I think of bread as being anywhere between San Fransisco sourdough to rye to Wonder white. Potato Bread, cottage, Italian sesame loaf, split top country, English muffins, bagels; hard or soft, biscuits; dropped or cut. Even the low carb options that are not really bread at all would be much appreciated in this place of rice and noodles.
Wait though, it’s not that bread doesn’t exist. There’s a lot of bread here. I just don’t recognize most of it. Bread here is usually sweet. I tried some Bimbo bread (Bimbo is based in South America)… I figured South Americans wouldn’t screw with bread. Sweet, almost a smell of sugar. Just doesn’t work with a ham sandwich, cheese and mayo.
Finally, I found a type of bread called “Morning Breakfast” that’s the closest thing to “bread” as I know it - a pretty standard white bread. It comes in mini packages of 6 slices for as much as twice that much of most other kinds. I pay the premium.
MWM, It’s pretty much the same. Colonel Harland Sanders secret recipe was not screwed with. However, I’ve not delved beyond the original recipe sandwiches. There’s lots on the menu that I don’t recognize, but I didn’t go to KFC because I was feeling adventurous. It was wholly a need for something familiar. Haven’t been to Cold Stone, DQ or Haagen Dazs yet.

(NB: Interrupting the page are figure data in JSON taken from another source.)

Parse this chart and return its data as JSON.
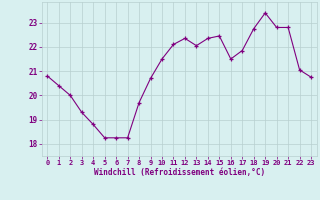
{
  "x": [
    0,
    1,
    2,
    3,
    4,
    5,
    6,
    7,
    8,
    9,
    10,
    11,
    12,
    13,
    14,
    15,
    16,
    17,
    18,
    19,
    20,
    21,
    22,
    23
  ],
  "y": [
    20.8,
    20.4,
    20.0,
    19.3,
    18.8,
    18.25,
    18.25,
    18.25,
    19.7,
    20.7,
    21.5,
    22.1,
    22.35,
    22.05,
    22.35,
    22.45,
    21.5,
    21.85,
    22.75,
    23.4,
    22.8,
    22.8,
    21.05,
    20.75
  ],
  "line_color": "#800080",
  "marker": "+",
  "bg_color": "#d8f0f0",
  "grid_color": "#b8d0d0",
  "xlabel": "Windchill (Refroidissement éolien,°C)",
  "xlabel_color": "#800080",
  "tick_color": "#800080",
  "label_color": "#800080",
  "ylim": [
    17.5,
    23.85
  ],
  "xlim": [
    -0.5,
    23.5
  ],
  "yticks": [
    18,
    19,
    20,
    21,
    22,
    23
  ],
  "xticks": [
    0,
    1,
    2,
    3,
    4,
    5,
    6,
    7,
    8,
    9,
    10,
    11,
    12,
    13,
    14,
    15,
    16,
    17,
    18,
    19,
    20,
    21,
    22,
    23
  ]
}
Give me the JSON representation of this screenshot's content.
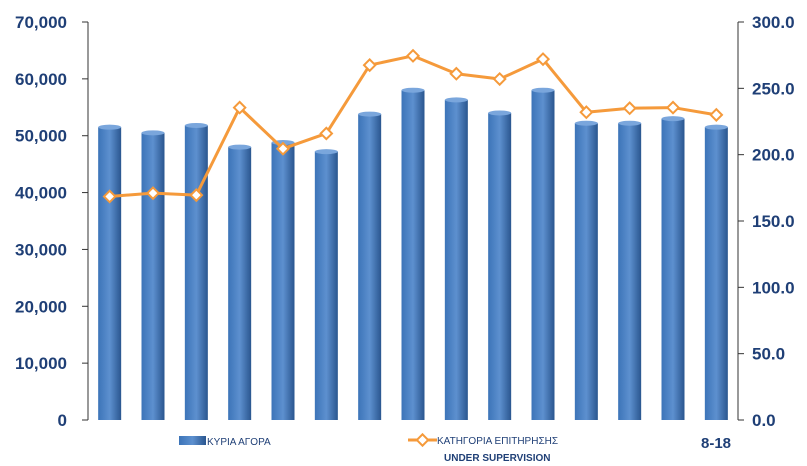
{
  "chart_data": {
    "type": "bar",
    "title": "",
    "xlabel": "",
    "ylabel": "",
    "ylim": [
      0,
      70000
    ],
    "y2lim": [
      0,
      300
    ],
    "grid": false,
    "legend_position": "bottom",
    "left_ticks": [
      "0",
      "10,000",
      "20,000",
      "30,000",
      "40,000",
      "50,000",
      "60,000",
      "70,000"
    ],
    "right_ticks": [
      "0.0",
      "50.0",
      "100.0",
      "150.0",
      "200.0",
      "250.0",
      "300.0"
    ],
    "series": [
      {
        "name": "ΚΥΡΙΑ ΑΓΟΡΑ",
        "type": "bar",
        "axis": "left",
        "color": "#2e5f9e",
        "values": [
          51500,
          50500,
          51800,
          48000,
          48800,
          47200,
          53800,
          58000,
          56300,
          54000,
          58000,
          52200,
          52200,
          53000,
          51500
        ]
      },
      {
        "name": "ΚΑΤΗΓΟΡΙΑ ΕΠΙΤΗΡΗΣΗΣ",
        "name_line2": "UNDER SUPERVISION",
        "type": "line",
        "axis": "right",
        "color": "#f59a3b",
        "values": [
          168.5,
          171,
          169.5,
          235.5,
          204.5,
          216,
          267.5,
          274.5,
          261,
          257,
          272,
          232,
          235,
          235.5,
          230
        ]
      }
    ],
    "corner_fragment": "8-18"
  }
}
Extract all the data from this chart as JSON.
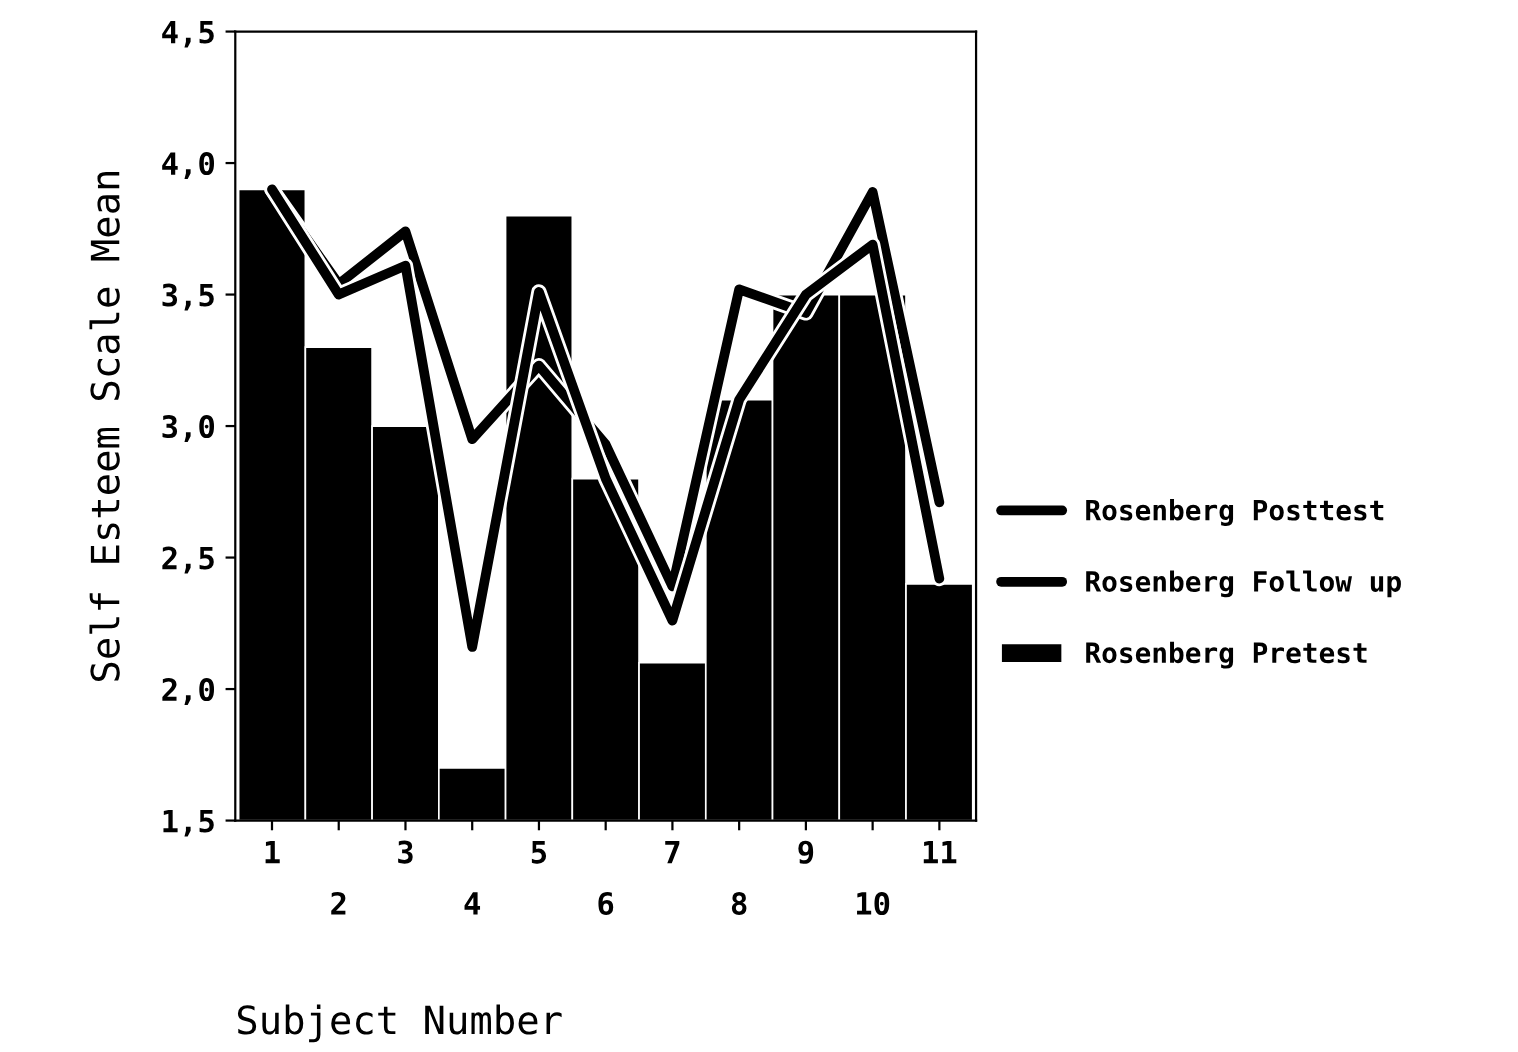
{
  "chart_data": {
    "type": "bar",
    "xlabel": "Subject Number",
    "ylabel": "Self Esteem Scale Mean",
    "categories": [
      "1",
      "2",
      "3",
      "4",
      "5",
      "6",
      "7",
      "8",
      "9",
      "10",
      "11"
    ],
    "series": [
      {
        "name": "Rosenberg Posttest",
        "type": "line",
        "color": "#000000",
        "values": [
          3.9,
          3.54,
          3.74,
          2.95,
          3.23,
          2.93,
          2.39,
          3.52,
          3.43,
          3.89,
          2.71
        ]
      },
      {
        "name": "Rosenberg Follow up",
        "type": "line",
        "color": "#000000",
        "values": [
          3.9,
          3.5,
          3.61,
          2.16,
          3.51,
          2.8,
          2.26,
          3.1,
          3.5,
          3.69,
          2.42
        ]
      },
      {
        "name": "Rosenberg Pretest",
        "type": "bar",
        "color": "#000000",
        "values": [
          3.9,
          3.3,
          3.0,
          1.7,
          3.8,
          2.8,
          2.1,
          3.1,
          3.5,
          3.5,
          2.4
        ]
      }
    ],
    "ylim": [
      1.5,
      4.5
    ],
    "yticks": [
      {
        "value": 1.5,
        "label": "1,5"
      },
      {
        "value": 2.0,
        "label": "2,0"
      },
      {
        "value": 2.5,
        "label": "2,5"
      },
      {
        "value": 3.0,
        "label": "3,0"
      },
      {
        "value": 3.5,
        "label": "3,5"
      },
      {
        "value": 4.0,
        "label": "4,0"
      },
      {
        "value": 4.5,
        "label": "4,5"
      }
    ],
    "grid": false,
    "legend": "right",
    "marker": "none",
    "line_style": "solid"
  }
}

I can be quoted as saying, “a billion people can’t be wrong,” when people asked me how I would handle the food over here. Turns out that a lot of the billion go to Thai and Korean restaurants. Ultimately, there’s a lot of “normal” food here that is sometimes difficult to stomach because of what it is (not how it tastes), like pork blood noodles (usually served with mostly wheat noodles, but present for flavor). There’s another set of food that’s hard to take because the tastes are just hard to deal with, I blogged about some of these in “Adventures with Hairy Crab in China”. I had a street vendor flat bread, with Sesame seeds on it. It had the taste of eggs, and was warm - 1 yuan for a decent sized piece. I’m betting that the locals can pay even less for it, but I’m not about to attempt to bargain at my skill level not for something so inexpensive. I’ve had great Thai, Japanese and Korean BBQ here. I had some “O.K.” Chinese food, but as they say… nothing to write home about.